This year for your Bank Holiday amusement there was a choice of two runs on the same day, either to Hastings with Ian or - as an alternative - to Bexhill with Gary. The attraction of Hastings was, well, thousands of bikes and people to look at amidst the usual scrum. The attraction of Bexhill was a festival of motoring, promising a wide variety of vehicles and spectacles.
I threw in my lot with the Bexhill option, as you will have guessed already, so it was a leisurely start at 10:30 a.m. outside the Pied Bull. So leisurely in fact that Gary and Jackie were about the last to arrive, but there was no desperate rush. Anyway we set off in the direction of Sevenoaks and Tunbridge Wells which lead us eventually to Bexhill sea front. We found a few spaces in which to park a bike (so we did) and started to walk along the front to where the main show area was located, bumping onto Neil on the way.

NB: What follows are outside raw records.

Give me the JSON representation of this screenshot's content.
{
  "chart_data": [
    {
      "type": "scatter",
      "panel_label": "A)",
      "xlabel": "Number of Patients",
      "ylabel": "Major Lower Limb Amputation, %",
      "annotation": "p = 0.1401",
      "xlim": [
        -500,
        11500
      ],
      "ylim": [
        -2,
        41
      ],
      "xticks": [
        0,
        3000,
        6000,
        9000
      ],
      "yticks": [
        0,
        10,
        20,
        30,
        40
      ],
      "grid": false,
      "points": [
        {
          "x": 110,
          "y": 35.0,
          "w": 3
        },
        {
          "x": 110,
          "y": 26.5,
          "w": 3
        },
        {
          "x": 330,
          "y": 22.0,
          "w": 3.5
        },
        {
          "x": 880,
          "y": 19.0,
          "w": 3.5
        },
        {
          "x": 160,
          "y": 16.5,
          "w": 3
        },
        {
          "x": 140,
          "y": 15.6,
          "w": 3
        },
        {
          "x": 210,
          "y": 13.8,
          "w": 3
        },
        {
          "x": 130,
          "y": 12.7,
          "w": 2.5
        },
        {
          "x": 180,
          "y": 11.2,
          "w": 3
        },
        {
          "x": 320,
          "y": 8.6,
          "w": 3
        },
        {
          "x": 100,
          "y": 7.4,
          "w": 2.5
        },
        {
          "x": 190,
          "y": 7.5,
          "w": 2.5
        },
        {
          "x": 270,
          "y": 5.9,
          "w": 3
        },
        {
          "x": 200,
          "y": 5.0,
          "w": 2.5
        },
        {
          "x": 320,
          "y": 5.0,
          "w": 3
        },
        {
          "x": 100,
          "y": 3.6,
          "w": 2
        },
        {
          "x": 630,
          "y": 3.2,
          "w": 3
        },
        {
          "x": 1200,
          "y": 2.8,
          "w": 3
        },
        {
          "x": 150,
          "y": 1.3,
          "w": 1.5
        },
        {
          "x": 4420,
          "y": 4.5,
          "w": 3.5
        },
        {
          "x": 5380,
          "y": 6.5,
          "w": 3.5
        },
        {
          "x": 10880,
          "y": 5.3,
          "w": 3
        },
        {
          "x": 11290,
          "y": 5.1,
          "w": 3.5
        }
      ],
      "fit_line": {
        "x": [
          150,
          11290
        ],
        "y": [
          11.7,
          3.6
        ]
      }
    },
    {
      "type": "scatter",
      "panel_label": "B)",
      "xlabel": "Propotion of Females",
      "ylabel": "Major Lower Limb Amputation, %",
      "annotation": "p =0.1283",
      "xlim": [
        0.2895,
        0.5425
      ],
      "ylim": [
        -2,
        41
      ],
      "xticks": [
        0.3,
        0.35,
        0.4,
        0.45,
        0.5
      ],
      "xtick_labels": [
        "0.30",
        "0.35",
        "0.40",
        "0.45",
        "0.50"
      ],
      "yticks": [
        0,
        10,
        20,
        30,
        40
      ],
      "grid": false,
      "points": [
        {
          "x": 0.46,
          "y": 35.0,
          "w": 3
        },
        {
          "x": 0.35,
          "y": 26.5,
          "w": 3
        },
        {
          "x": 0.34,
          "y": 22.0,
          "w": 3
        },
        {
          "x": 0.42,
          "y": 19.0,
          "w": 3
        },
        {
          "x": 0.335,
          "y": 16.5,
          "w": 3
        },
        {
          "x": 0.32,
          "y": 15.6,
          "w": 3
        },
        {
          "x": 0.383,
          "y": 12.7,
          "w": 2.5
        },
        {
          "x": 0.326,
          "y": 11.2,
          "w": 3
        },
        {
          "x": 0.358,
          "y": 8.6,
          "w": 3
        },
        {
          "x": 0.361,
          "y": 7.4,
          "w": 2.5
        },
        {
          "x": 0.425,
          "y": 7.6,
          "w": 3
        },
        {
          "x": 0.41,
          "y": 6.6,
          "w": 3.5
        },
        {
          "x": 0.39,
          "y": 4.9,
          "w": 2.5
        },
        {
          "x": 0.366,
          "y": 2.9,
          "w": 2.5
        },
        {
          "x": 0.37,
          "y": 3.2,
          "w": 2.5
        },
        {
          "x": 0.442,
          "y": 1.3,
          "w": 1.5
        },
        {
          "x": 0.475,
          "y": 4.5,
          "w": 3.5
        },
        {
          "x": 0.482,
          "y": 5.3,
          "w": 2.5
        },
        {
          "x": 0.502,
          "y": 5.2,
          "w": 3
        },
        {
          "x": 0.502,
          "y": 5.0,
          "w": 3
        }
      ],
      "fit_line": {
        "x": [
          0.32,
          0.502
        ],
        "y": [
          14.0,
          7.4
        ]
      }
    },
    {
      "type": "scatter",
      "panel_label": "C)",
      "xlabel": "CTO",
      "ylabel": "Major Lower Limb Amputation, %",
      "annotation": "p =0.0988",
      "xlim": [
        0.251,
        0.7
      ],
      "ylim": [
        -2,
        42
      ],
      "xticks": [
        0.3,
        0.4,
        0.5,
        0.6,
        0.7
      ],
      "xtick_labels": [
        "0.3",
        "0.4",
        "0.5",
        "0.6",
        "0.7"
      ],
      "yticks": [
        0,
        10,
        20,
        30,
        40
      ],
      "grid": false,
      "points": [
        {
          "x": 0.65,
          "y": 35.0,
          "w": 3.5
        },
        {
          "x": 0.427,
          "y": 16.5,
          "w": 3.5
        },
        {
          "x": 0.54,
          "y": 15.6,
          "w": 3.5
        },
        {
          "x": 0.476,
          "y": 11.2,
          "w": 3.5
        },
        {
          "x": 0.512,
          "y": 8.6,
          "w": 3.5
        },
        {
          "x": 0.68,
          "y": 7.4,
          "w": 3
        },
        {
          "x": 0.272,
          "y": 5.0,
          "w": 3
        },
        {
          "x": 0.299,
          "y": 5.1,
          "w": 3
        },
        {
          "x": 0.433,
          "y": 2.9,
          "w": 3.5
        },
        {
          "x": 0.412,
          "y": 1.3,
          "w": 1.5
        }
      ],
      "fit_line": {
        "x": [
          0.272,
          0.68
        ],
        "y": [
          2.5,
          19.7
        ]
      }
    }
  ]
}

There was certainly a wide range of vehicles there, commencing chronologically with some ancient and rickety looking steam carriages. The most eye-catching of these had driving wheels of about seven feet in diameter and a passenger compartment which was the same size and shape as a stagecoach but was suspended on leaf springs about eight feet in the air! When this creation took to the road it made slow and pretty wobbly progress, but at least it went. I did not envy the custodians of that piece of history much, because transporting it and keeping it in working order looked like a full-time job!
Following on at a slightly faster pace were examples from the whole gamut of early motoring including a Ford Model T with a couple of Keystone Cops on board, plus vintage examples of a Rolls Royce, a Lagonda and the more humble Austin Seven, to name but a few of the many cars that paraded down the designated area while we watched.
During a lull we proceeded along the promenade, picking up some nosh on the way. At the far end was a field with a small auto jumble and a variety of vintage and "enthusiast" cars on display. By enthusiast I mean, well anything really, including a Ford Granada estate that had been converted into a low-rider pickup with air suspension that kept it barely clear of the ground plus the usual collection of extroverts showing their American motors from the fifties, sixties and seventies. Off to the East end of town there was a steep incline, up which was being staged (as far as I could tell) a run-what-you-brung hill-climb. How it was organised I couldn't tell but there was a queue of vehicles of every size and shape, all with pretensions to having a bit of "oomph".
The percentage of bikes was limited to say the least, with only a Gilera stand to represent the current-day industry, but this was compensated for in part by the diversity of four-wheeled vehicles. Most unusual, not to say impressive, was a statically-displayed one-off creation in the style of a vintage race car but with a twelve cylinder Merlin engine in it. As in Spitfire fighter 'plane... I was lucky enough to be in the vicinity when the owner chose to start it up and the sound was, well, loud and mighty. How it would handle on the road (and stop from speed) was left to your imagination. A radio report on it earlier in the day included the information that it had taken 19 years to put together!
In a similar high-performance vein there was a short rolling demonstration of a compact drag car which was wheeled out and fired up. Having not frequented Santa Pod I only had the announcer's clear and oft-repeated warning to go on that it was going to make a lot of noise. And we were not disappointed - the sound of a methanol-burning V8 under load is a noise-fest of ear-ringing intensity.
Along the length of the promenade there were rock'n'roll bands, ride simulators and all sorts of other distractions, not to mention hundreds of people enjoying the good weather. Ian and Julie even rode along the coast from Hastings for a quick shufti themselves, managing to bump in to some but not all of the early arrivers.
I left town at about four o'clock with Gary, Jackie and John while the good weather was still favouring us, and after a while we joined the general exodus up the A21. Who should catch up with us during a congested section but Ian and Julie who had left Bexhill a while later. As soon as the first bit of clear road presented itself, Ian was off - as only he knows how! The rest of us made a steady progress home, there to contemplate the imminent start of another, if shortened, working week.